Sometimes it is simpler and easier to just follow a law –or a custom -or a tradition. We need to understand or know where the law came from. Many of our laws come from cultures of the past.  Both medicine and science have brought understanding that these past cultures did not have.  We know that life is not static. It changes. We can float down the river of life and let it take us where it will or we can develop a paddle so that we can direct it where we know or suspect God is calling us to go. We can discern what God wants of us so we can direct our lives. This discernment takes effort. It takes prayer. It takes study. It takes patience. Without prayer it is dubious that one will discern what God wants.  So the first step is having a personal relationship with God. That relationship only develops if we pray every day. One’s whole life becomes a prayer when we come to know God everywhere and in everything.

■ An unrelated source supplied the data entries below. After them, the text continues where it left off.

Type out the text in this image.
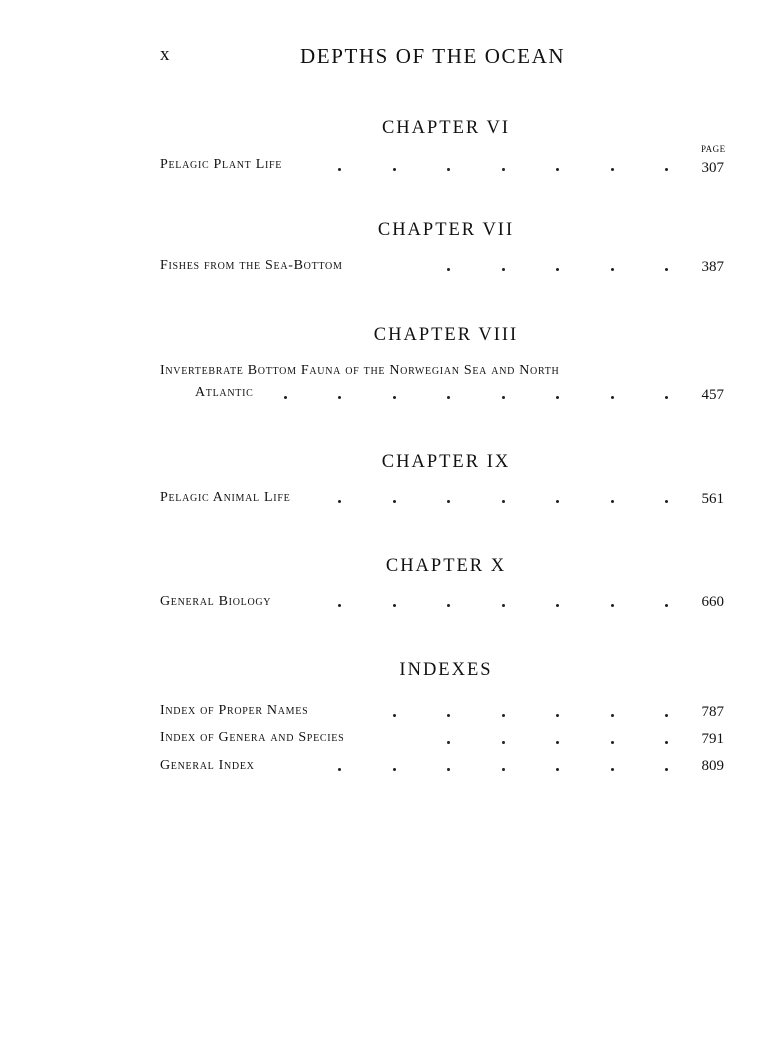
x	DEPTHS OF THE OCEAN
CHAPTER VI
PAGE
Pelagic Plant Life	307
CHAPTER VII
Fishes from the Sea-Bottom	387
CHAPTER VIII
Invertebrate Bottom Fauna of the Norwegian Sea and North
Atlantic	457
CHAPTER IX
Pelagic Animal Life	561
CHAPTER X
General Biology	660
INDEXES
Index of Proper Names	787
Index of Genera and Species	791
General Index	809
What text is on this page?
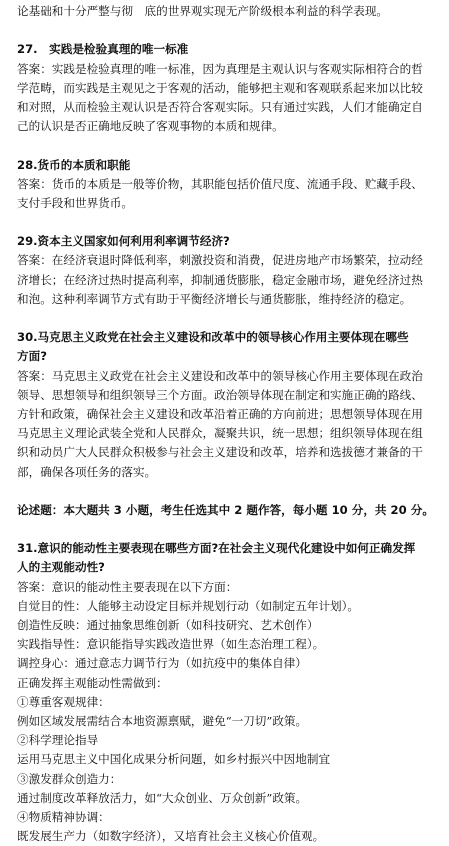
论基础和十分严整与彻　底的世界观实现无产阶级根本利益的科学表现。
27.　实践是检验真理的唯一标准
答案：实践是检验真理的唯一标准，因为真理是主观认识与客观实际相符合的哲
学范畴，而实践是主观见之于客观的活动，能够把主观和客观联系起来加以比较
和对照，从而检验主观认识是否符合客观实际。只有通过实践，人们才能确定自
己的认识是否正确地反映了客观事物的本质和规律。
28.货币的本质和职能
答案：货币的本质是一般等价物，其职能包括价值尺度、流通手段、贮藏手段、
支付手段和世界货币。
29.资本主义国家如何利用利率调节经济?
答案：在经济衰退时降低利率，刺激投资和消费，促进房地产市场繁荣，拉动经
济增长；在经济过热时提高利率，抑制通货膨胀，稳定金融市场，避免经济过热
和泡。这种利率调节方式有助于平衡经济增长与通货膨胀，维持经济的稳定。
30.马克思主义政党在社会主义建设和改革中的领导核心作用主要体现在哪些
方面?
答案：马克思主义政党在社会主义建设和改革中的领导核心作用主要体现在政治
领导、思想领导和组织领导三个方面。政治领导体现在制定和实施正确的路线、
方针和政策，确保社会主义建设和改革沿着正确的方向前进；思想领导体现在用
马克思主义理论武装全党和人民群众，凝聚共识，统一思想；组织领导体现在组
织和动员广大人民群众积极参与社会主义建设和改革，培养和选拔德才兼备的干
部，确保各项任务的落实。
论述题：本大题共 3 小题，考生任选其中 2 题作答，每小题 10 分，共 20 分。
31.意识的能动性主要表现在哪些方面?在社会主义现代化建设中如何正确发挥
人的主观能动性?
答案：意识的能动性主要表现在以下方面：
自觉目的性：人能够主动设定目标并规划行动（如制定五年计划）。
创造性反映：通过抽象思维创新（如科技研究、艺术创作）
实践指导性：意识能指导实践改造世界（如生态治理工程）。
调控身心：通过意志力调节行为（如抗疫中的集体自律）
正确发挥主观能动性需做到：
①尊重客观规律：
例如区域发展需结合本地资源禀赋，避免“一刀切”政策。
②科学理论指导
运用马克思主义中国化成果分析问题，如乡村振兴中因地制宜
③激发群众创造力：
通过制度改革释放活力，如“大众创业、万众创新”政策。
④物质精神协调：
既发展生产力（如数字经济），又培育社会主义核心价值观。
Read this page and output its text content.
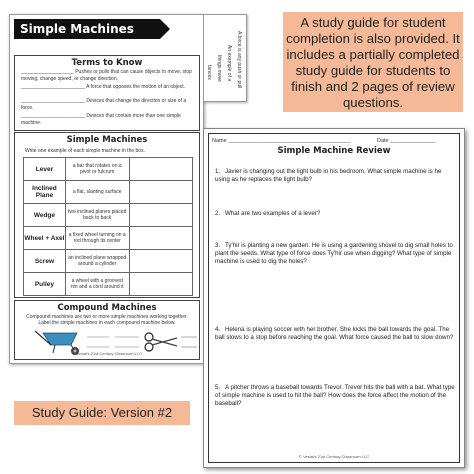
Simple Machines
Terms to Know
___________________ Pushes or pulls that can cause objects to move, stop moving, change speed, or change direction.
_______________________ A force that opposes the motion of an object.
_______________________ Devices that change the direction or size of a force.
_______________________ Devices that contain more than one simple machine.
Simple Machines
Write one example of each simple machine in the box.
Lever	a bar that rotates on a pivot or fulcrum	
Inclined Plane	a flat, slanting surface	
Wedge	two inclined planes placed back to back	
Wheel + Axel	a fixed wheel turning on a rod through its center	
Screw	an inclined plane wrapped around a cylinder	
Pulley	a wheel with a grooved rim and a cord around it	
Compound Machines
Compound machines are two or more simple machines working together. Label the simple machines in each compound machine below.
© Vestal's 21st Century Classroom LLC
A force is any push or pull
An example of a
things move
tances
A study guide for student completion is also provided. It includes a partially completed study guide for students to finish and 2 pages of review questions.
Study Guide: Version #2
Name ________________________________________	Date _______________
Simple Machine Review
1. Javier is changing out the light bulb in his bedroom. What simple machine is he using as he replaces the light bulb?
2. What are two examples of a lever?
3. Ty'hir is planting a new garden. He is using a gardening shovel to dig small holes to plant the seeds. What type of force does Ty'hir use when digging? What type of simple machine is used to dig the holes?
4. Helena is playing soccer with her brother. She kicks the ball towards the goal. The ball slows to a stop before reaching the goal. What force caused the ball to slow down?
5. A pitcher throws a baseball towards Trevor. Trevor hits the ball with a bat. What type of simple machine is used to hit the ball? How does the force affect the motion of the baseball?
© Vestal's 21st Century Classroom LLC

“Give to those who ask” the scripture said this morning. What talents do you have that you can give? What can you do to further the work of God? Sometimes all you can do is support in many and various ways the work of another. Sometimes you need the support of the other to follow your call from God. Be receptive to help. The talks yesterday and the workshops coming today contain many of the ministries already engaged in. Living a monastic life is one ministry mentioned and it too is a life choice that certainly benefits the church if lived well. Are there other aspects of serving that some are called to that have not been done yet and how can any of us support that call? 

As St Paul said to the Romans, he wanted to share his gifts with them and their gifts with him. Let us share with one another and be mutually encouraged. What are the vocations open to us as Orthodox in this 21st century and are there others that will be opened?

Let us trust the Word of God in our hearts, let us courageously speak it. By faithfully following our hearts, may the Pentecostal fire be fanned in others.

May Jesus who filled the women with his Holy Spirit fill our world and our church with new respect for women's gifts and presence.